The stern old Davanzati palace is more like a huge tower intended for defence than a house to live in. The fine doorway, with Donatello’s magnificent coat-of-arms high above it, leads into a curiously-shaped courtyard, from which a covered staircase zigzags from one balcony to another up to the loggia at the summit. The palazzo is a splendid example of the architecture of the XIVth century, but who designed it is not known. Sadly defaced by shops which crowd the ground floor it has an air of squalor, which, however, does not detract from its massive grandeur. The Davanzati built their palace on the site of houses and towers which belonged to the ancient and powerful family of the Bostichi, who had already fallen from their high estate before Dante wrote. Later, Bernardo Davanzati, the translator of Tacitus, added their name to his own, and attempted to claim an illusory descent from them. He might have been satisfied with going back to his gallant ancestor Davanzato, who fought in the ranks of the Guelphs at Monteperti in 1260. His son Lottieri was five times a Prior, thrice one of the Buonomini, and thrice Gonfalonier of his quarter; while forty-four of the family sat at various times as Priors in the Palazzo de’ Signori. Niccolò Davanzati founded the beautiful convent of Doccia on the slopes of Fiesole in 1413,[31] and he probably also built this fine palace.

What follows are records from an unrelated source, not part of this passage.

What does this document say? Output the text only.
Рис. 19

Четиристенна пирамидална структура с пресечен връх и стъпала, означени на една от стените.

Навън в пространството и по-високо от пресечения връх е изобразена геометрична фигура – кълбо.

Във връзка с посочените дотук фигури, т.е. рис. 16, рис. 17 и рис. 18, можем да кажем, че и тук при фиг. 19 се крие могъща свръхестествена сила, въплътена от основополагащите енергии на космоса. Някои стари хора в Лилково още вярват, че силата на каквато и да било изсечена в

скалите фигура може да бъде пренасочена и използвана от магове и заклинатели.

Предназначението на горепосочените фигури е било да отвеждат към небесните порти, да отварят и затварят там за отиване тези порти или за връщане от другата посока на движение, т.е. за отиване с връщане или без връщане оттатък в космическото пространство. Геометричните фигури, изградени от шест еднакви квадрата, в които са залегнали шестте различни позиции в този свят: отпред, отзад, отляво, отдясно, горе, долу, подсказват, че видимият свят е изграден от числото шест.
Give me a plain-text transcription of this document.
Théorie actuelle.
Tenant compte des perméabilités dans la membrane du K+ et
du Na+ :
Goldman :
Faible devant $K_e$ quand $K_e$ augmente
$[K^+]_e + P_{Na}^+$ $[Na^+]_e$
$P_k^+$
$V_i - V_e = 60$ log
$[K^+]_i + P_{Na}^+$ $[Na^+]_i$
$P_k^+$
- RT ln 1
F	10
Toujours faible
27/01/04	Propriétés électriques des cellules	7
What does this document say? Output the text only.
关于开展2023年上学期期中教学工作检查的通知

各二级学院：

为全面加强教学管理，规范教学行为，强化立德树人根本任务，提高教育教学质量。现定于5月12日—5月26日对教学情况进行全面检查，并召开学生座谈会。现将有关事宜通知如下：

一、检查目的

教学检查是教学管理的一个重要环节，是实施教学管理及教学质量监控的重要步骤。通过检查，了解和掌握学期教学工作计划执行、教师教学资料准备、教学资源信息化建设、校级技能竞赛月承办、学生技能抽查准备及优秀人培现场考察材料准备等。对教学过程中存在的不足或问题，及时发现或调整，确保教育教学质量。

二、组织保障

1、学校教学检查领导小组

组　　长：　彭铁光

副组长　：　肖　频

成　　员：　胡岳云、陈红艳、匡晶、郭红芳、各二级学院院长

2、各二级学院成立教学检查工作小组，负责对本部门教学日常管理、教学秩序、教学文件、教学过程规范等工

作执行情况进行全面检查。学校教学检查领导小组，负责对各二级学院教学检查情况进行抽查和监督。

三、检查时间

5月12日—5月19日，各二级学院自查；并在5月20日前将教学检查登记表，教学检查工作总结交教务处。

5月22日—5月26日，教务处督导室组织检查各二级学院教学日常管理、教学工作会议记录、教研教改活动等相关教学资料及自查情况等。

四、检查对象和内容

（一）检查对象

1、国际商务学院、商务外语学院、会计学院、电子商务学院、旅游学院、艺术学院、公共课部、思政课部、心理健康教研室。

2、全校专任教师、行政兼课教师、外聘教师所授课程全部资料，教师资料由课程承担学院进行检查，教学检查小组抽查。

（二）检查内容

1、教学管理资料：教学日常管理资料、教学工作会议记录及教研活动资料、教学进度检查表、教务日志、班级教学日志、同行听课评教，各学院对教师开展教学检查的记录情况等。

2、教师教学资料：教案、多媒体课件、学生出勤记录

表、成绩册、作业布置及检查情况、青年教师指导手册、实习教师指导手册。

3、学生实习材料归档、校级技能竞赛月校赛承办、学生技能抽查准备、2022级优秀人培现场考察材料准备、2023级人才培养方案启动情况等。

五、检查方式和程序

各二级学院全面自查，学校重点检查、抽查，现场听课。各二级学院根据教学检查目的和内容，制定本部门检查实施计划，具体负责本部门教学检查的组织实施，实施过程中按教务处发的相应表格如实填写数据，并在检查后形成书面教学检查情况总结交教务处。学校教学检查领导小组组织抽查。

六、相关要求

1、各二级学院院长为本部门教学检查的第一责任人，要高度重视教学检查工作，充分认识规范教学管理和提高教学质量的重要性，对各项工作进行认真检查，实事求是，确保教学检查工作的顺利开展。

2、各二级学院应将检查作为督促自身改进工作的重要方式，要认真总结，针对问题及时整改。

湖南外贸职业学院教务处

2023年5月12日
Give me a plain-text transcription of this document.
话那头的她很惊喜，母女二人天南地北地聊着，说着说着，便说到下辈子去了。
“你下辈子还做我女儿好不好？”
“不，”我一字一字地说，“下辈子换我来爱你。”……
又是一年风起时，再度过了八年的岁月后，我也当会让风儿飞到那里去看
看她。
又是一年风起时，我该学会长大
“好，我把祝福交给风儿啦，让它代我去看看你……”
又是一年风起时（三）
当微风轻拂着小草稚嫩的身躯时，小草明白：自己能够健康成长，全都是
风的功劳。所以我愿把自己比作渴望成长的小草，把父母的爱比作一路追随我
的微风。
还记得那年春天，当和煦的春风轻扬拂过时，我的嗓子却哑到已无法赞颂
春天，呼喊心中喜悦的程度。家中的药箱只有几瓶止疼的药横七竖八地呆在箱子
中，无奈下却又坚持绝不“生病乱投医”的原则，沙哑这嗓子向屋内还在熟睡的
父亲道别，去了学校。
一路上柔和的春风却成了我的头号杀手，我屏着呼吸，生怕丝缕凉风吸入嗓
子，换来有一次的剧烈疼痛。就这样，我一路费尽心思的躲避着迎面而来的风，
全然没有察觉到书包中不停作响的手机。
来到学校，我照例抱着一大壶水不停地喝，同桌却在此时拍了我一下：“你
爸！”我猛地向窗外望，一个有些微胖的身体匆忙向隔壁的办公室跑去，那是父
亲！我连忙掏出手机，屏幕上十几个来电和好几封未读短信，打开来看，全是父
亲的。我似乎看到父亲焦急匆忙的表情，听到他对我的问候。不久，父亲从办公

COURTYARD OF PALAZZO DAVANZATI.
The Davanzati must have been a clear-headed, well-spoken race, as their name often appears among the ambassadors sent by Florence to other states. In 1434 Giuliano, the son of Niccolò, “a strong man with a fluent tongue,” Ammirato calls him, came to great honour. He was Gonfalonier of Justice when Eugenius III. consecrated the cathedral of Sta. Maria del Fiore, and during the service the Pope dubbed him a Knight of the Golden Spur with his own hands. In memory of this a shield with the arms of the Pope was placed, and still exists, on the central pillar in the courtyard, with Ex privilegio Eugenii III. D. Julianus Davanzati eques inscribed below the coat-of-arms. Three of the family—Giovanni, who fought at Poppi against the Prince of Orange in 1529, his brother Piero, who was one of the Two Hundred in 1532, and Antonfrancesco, son of Giuliano, who was charged to provide funds for provisioning the besieged city—were zealous patriots. The latter was banished and died no one knows where, leaving his wife, Lucrezia Ginori, with a little son, to whom, perceiving his uncommon intelligence, “as fertile land left uncultivated produces more weeds than sterile soil,” she gave an excellent education. Bernardo was put into the bank when a lad, but devoted all the time he could spare from business to classical and economic studies, and at eighteen was already a member of the Academy of Florence.
Grazzini, better known as Lasca, one of the founders of the Academy, quarrelled with his fellow-academicians and wrote a sarcastic poem, in which young Bernardo Davanzati is the only member he does not abuse.
“Quel garzonetto non ha’n corpo fiele;
Poi fa si belle e si dotte orazioni,
Che chi non l’ama e ben goffo e crudele.